Women are also routinely mistreated in the record industry, Shaw says. She credits improved technology as a step toward gender equality in rock ‘n’ roll. Women no longer have to rely on a record company to give them a contract, because they are able to make a living by making CDs and selling them independently. “It might not make as much money as having a record deal,” Shaw says, “but a lot of alternative rockers aren’t interested in making the big bucks. They just want to be able to make a living playing their music.”
And what about those women role models? The more girls who show up in bands today, the more younger girls may decide to pursue careers in rock ‘n’ roll. One of the best parts about being a woman in a band is being at the merchandise table and talking with younger female fans after the show, Lane says.

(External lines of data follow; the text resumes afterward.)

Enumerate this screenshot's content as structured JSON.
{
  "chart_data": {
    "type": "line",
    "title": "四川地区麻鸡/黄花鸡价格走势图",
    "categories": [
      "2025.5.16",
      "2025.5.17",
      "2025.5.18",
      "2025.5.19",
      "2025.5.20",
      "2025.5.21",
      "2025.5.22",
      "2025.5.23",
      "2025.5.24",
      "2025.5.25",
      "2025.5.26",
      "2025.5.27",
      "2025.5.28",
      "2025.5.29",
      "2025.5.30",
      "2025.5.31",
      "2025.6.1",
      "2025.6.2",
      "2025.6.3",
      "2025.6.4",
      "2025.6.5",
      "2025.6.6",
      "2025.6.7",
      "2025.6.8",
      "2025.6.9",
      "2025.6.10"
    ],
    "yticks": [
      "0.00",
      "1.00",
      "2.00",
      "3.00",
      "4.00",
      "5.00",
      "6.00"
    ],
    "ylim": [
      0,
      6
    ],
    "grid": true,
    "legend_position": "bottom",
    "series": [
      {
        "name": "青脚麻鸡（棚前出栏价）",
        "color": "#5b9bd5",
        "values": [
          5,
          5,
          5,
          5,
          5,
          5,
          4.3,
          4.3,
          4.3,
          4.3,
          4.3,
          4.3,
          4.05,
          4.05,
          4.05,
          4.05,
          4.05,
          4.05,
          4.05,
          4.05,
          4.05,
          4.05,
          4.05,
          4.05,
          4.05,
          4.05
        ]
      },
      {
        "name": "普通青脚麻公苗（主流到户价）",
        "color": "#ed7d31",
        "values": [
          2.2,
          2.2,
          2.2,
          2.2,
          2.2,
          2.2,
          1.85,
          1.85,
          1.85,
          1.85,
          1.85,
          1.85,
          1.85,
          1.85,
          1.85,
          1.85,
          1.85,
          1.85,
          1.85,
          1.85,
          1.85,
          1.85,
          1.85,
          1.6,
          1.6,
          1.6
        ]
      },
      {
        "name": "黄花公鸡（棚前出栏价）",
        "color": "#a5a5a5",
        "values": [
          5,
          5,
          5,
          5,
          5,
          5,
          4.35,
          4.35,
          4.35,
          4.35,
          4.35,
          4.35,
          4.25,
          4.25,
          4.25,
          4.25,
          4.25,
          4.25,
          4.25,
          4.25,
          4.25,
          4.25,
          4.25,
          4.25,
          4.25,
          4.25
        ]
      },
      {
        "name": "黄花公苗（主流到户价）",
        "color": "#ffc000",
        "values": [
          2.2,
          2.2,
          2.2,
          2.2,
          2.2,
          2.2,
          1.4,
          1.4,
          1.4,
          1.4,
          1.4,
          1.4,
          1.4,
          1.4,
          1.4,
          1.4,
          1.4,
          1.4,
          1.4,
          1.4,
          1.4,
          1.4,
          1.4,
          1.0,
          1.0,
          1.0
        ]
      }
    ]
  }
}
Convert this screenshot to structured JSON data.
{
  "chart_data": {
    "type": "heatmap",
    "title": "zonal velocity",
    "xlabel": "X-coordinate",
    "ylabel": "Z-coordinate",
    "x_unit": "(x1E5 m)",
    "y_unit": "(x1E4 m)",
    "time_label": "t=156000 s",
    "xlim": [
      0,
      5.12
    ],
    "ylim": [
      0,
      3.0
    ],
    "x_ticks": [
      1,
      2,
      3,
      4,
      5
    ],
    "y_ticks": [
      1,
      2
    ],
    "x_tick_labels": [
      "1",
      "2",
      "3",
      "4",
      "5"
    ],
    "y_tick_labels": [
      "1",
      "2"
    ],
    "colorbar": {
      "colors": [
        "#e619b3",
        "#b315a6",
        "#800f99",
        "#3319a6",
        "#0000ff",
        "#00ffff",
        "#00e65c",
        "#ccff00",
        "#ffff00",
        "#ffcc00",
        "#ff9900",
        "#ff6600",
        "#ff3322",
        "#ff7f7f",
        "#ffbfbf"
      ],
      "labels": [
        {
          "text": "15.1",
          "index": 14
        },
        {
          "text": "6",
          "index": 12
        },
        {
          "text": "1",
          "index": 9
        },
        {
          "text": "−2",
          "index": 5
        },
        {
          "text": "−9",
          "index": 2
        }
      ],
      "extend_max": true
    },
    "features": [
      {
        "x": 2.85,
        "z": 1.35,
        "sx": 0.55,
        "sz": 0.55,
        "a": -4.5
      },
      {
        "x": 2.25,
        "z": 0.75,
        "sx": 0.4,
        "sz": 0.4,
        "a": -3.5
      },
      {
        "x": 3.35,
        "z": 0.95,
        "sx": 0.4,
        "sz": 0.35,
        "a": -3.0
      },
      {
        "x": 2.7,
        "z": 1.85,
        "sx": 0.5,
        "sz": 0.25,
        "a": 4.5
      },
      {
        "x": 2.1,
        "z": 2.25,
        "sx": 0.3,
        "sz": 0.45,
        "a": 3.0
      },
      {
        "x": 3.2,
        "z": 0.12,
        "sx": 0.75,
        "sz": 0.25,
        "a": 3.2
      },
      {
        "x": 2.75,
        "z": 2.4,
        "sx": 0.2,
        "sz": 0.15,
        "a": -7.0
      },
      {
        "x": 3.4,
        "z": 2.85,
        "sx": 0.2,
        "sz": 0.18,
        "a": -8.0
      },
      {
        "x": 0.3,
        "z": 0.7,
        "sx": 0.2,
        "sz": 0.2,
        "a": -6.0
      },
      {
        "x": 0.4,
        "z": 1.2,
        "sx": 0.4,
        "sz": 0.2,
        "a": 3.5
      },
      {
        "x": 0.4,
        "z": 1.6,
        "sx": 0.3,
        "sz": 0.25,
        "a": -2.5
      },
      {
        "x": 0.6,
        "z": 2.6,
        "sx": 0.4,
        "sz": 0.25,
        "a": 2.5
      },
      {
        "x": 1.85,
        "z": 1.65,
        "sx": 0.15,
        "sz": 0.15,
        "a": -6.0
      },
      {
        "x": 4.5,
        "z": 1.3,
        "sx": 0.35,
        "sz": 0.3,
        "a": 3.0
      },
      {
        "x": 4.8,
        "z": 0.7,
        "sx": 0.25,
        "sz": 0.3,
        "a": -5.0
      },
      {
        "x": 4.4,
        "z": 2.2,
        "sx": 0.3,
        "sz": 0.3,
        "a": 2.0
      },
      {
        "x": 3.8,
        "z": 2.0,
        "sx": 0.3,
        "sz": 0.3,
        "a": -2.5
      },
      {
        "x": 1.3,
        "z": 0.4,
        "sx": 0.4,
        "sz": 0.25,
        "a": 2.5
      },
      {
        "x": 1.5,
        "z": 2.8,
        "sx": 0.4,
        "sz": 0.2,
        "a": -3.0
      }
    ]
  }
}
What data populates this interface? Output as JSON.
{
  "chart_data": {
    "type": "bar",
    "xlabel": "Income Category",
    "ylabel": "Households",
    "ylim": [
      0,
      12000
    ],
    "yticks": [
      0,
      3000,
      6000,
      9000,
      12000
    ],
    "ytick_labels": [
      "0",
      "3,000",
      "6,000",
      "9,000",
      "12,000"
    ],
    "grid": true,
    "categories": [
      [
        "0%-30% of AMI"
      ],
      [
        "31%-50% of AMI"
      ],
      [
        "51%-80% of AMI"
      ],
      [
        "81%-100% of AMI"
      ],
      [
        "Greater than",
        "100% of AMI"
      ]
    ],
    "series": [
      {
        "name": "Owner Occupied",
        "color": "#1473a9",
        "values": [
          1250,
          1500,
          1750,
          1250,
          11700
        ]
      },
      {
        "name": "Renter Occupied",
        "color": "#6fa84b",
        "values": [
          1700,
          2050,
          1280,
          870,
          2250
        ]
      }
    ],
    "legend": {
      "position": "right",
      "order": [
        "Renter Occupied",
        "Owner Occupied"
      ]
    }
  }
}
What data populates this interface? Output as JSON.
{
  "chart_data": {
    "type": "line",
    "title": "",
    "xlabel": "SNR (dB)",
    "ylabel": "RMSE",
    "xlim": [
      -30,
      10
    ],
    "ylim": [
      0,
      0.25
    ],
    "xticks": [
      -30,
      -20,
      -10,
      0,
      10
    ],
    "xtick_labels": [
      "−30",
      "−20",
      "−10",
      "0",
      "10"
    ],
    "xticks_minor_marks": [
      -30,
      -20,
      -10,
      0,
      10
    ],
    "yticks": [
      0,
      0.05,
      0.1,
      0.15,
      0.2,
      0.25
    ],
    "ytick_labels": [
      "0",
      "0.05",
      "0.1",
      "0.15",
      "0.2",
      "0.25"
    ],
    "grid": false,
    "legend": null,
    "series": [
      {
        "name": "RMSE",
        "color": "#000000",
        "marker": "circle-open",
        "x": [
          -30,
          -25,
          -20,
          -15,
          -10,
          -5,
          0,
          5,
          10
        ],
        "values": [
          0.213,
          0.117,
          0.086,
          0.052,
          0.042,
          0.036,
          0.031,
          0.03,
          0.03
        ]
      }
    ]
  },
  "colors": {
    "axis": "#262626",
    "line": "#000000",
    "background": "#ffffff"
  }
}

The younger girls are really excited to see her and her bandmate Brooke Hunt playing, she says. “They realize, ‘Oh, I can use all of those piano lessons I took for years and years,’” Lane says. She says she feels good because the girls are a lot less frightened to approach her or Hunt than to talk with the guys in her band.
Curtain call
The music fades out and Conroy hunches up her shoulders, tilts her head and demurely thanks the audience again, as though no one has ever liked her band’s music before. Her face spreads into one last shy smile as the between-set music gets louder and conversation resumes. She unplugs the black cords from the back of her keyboard and smiles as she walks into the shrieks and admiration of her friends. I stop her to tell her she is fantastic, and she thanks me. As she turns to leave, I cannot help but feel both embarrassed for doubting that Conroy was a musician and pleased that she has proved me wrong.